You can bundle most of the cost in a single main query in a CTE and reuse the result several times.
This returns a single row with three columns named after each type
(as requested in the comment):
WITH cte AS (
SELECT cai.id, cai.activity_id, cas.key, cas.value
FROM common_activityinstance cai
JOIN common_activityinstance_settings s ON s.activityinstance_id = cai.id
JOIN common_activitysetting cas ON cas.id = s.id
WHERE cai.end_time::date = '2015-09-12' -- problem?
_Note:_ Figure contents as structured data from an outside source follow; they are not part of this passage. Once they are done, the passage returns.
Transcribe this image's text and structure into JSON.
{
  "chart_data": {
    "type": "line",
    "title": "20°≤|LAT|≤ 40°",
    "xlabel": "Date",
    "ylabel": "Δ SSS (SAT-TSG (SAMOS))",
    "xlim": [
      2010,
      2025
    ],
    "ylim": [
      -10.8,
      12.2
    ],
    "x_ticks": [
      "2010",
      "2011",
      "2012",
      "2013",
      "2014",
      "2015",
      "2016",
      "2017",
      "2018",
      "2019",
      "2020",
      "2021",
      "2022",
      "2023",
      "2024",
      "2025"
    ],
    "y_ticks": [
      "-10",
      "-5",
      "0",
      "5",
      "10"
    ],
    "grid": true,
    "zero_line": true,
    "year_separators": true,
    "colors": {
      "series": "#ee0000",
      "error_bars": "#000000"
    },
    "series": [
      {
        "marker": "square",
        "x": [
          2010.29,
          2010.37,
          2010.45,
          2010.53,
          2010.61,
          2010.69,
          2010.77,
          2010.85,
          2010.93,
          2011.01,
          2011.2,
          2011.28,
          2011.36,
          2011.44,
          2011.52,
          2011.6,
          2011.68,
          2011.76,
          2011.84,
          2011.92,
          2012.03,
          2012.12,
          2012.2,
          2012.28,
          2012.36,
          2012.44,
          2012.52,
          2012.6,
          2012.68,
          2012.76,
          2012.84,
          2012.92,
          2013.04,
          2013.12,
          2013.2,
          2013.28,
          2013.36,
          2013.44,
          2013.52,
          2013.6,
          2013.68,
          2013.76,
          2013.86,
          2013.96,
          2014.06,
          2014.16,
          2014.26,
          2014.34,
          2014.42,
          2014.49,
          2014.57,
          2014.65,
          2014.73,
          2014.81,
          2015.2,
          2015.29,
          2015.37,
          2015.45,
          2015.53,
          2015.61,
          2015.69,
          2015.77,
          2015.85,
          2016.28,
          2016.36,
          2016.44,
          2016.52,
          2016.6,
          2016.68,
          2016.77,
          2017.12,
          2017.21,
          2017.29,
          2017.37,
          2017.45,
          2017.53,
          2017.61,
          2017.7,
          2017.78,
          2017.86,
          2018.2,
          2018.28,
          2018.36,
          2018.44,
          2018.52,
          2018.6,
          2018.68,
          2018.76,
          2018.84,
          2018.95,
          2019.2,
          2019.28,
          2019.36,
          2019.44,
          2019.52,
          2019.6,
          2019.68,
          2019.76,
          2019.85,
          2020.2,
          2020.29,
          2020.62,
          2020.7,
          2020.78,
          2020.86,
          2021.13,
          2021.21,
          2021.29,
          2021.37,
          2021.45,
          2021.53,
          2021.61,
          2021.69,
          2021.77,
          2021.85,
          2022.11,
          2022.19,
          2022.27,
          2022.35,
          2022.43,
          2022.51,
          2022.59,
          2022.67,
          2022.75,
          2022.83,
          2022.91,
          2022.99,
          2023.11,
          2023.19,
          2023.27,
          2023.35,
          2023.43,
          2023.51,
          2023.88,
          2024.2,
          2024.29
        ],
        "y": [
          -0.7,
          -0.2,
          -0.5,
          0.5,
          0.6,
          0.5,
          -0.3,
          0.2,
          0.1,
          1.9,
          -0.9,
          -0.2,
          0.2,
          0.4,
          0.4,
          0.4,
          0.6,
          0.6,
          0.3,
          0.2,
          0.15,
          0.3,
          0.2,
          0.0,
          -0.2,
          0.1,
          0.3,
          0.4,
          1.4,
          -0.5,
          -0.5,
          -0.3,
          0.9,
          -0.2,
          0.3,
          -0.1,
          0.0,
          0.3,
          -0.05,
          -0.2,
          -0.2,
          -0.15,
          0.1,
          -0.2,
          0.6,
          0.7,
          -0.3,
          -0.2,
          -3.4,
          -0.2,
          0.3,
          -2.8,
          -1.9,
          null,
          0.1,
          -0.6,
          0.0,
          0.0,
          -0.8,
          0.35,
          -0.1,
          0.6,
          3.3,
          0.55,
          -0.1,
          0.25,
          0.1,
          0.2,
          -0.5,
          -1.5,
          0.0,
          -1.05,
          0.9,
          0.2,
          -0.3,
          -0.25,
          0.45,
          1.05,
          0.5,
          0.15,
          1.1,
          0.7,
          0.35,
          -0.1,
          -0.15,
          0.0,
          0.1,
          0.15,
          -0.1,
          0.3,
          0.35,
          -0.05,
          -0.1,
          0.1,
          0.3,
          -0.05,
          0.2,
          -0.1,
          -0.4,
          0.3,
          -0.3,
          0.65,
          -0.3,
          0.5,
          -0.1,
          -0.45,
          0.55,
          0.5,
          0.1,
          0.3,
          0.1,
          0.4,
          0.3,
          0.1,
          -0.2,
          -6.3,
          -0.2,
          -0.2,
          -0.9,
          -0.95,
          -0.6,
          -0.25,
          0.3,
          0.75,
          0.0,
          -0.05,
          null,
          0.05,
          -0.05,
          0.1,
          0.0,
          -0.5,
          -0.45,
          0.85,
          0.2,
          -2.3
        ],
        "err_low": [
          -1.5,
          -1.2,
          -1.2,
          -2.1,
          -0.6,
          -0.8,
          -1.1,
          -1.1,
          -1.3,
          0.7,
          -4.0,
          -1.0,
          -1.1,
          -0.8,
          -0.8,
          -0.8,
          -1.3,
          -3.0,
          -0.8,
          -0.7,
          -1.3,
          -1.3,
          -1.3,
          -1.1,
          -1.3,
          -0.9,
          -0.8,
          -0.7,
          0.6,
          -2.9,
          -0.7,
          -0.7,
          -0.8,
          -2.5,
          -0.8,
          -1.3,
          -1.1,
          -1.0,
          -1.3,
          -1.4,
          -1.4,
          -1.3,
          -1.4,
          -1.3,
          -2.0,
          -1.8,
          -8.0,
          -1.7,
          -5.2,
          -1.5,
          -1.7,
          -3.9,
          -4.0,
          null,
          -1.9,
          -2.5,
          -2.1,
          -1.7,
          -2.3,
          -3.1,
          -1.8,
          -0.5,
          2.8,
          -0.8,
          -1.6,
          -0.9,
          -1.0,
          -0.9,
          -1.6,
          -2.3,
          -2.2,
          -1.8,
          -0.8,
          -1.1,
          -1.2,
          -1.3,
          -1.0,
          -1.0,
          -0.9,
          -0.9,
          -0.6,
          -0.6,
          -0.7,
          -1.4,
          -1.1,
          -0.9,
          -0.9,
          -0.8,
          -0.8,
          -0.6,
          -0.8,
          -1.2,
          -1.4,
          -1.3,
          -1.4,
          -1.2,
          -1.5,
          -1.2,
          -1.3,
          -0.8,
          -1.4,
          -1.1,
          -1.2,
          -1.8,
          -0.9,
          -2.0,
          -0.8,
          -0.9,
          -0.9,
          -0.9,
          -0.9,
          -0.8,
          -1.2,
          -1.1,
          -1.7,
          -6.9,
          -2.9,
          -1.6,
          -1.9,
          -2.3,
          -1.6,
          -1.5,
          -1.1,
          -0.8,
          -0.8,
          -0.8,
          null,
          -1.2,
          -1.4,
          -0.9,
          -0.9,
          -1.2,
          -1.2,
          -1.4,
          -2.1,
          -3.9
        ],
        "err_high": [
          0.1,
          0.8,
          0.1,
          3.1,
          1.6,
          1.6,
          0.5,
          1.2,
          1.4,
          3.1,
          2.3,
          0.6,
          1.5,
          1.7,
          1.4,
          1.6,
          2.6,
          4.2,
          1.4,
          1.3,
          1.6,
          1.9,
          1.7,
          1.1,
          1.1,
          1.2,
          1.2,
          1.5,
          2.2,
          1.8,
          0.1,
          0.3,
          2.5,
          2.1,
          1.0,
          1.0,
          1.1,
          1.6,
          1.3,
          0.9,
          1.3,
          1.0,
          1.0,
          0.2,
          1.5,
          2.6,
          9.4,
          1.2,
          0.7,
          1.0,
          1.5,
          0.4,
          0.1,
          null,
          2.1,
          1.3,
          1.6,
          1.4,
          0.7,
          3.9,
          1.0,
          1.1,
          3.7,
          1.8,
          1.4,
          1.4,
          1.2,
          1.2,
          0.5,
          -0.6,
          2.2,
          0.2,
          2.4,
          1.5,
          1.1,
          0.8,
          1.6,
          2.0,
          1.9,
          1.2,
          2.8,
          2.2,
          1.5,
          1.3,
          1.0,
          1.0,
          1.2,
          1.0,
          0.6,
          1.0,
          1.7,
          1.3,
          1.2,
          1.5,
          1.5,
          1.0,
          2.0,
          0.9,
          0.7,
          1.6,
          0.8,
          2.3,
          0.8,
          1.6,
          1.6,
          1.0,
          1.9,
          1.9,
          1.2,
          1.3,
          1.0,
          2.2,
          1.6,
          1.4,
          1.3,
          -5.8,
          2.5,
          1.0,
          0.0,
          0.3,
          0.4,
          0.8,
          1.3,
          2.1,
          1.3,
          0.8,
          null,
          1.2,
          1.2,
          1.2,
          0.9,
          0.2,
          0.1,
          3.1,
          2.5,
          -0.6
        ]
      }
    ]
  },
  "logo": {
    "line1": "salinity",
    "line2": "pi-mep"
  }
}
AND cai.activity_type = 'QZ'
AND (cas.key = 'disable_student_nav' AND cas.value IN ('True', 'False') OR
cas.key = 'pacing' AND cas.value IN ('student', 'teacher'))
)
SELECT *
FROM (
SELECT count(*) AS spf
FROM (
SELECT c.id
FROM cte c
JOIN quizzes_quiz q ON q.id = c.activity_id
WHERE q.name <> 'Exit Ticket Quiz'
AND (c.key, c.value) IN (('disable_student_nav', 'True')
, ('pacing', 'student'))
GROUP BY 1
HAVING count(*) = 2
) sub
) spf
, (
SELECT count(key = 'disable_student_nav' AND value = 'False' OR NULL) AS spn
, count(key = 'pacing' AND value = 'teacher' OR NULL) AS tp
FROM cte
) spn_tp;
Should work for Postgres 9.3. In Postgres 9.4 use the new aggregate FILTER
clause:
count(*) FILTER (WHERE key = 'disable_student_nav' AND value = 'False') AS spn
, count(*) FILTER (WHERE key = 'pacing' AND value = 'teacher') AS tp
Details for both syntax variants:
The condition marked problem?
may be big performance problem, depending on the data type of cai.end_time
. For one, it's not sargable. And if it's a timestamptz
type, the expression is hard to index, because the result depends on the current time zone setting of the session - which can also lead to different results when executed in different time zones.
Compare:
You just have to name the time zone that is supposed to define your date. Taking my time zone in Vienna as example:
WHERE cai.end_time >= '2015-09-12 0:0'::timestamp AT TIME ZONE 'Europe/Vienna'
AND cai.end_time < '2015-09-13 0:0'::timestamp AT TIME ZONE 'Europe/Vienna'
You can provide simple timestamptz
values as well. You could even just:
WHERE cai.end_time >= '2015-09-12'::date
AND cai.end_time < '2015-09-12'::date + 1
But the first variant does not depend on the current time zone setting.
Detailed explanation in the links above.
Now the query can use your index and should be much faster if there are many different days in your table.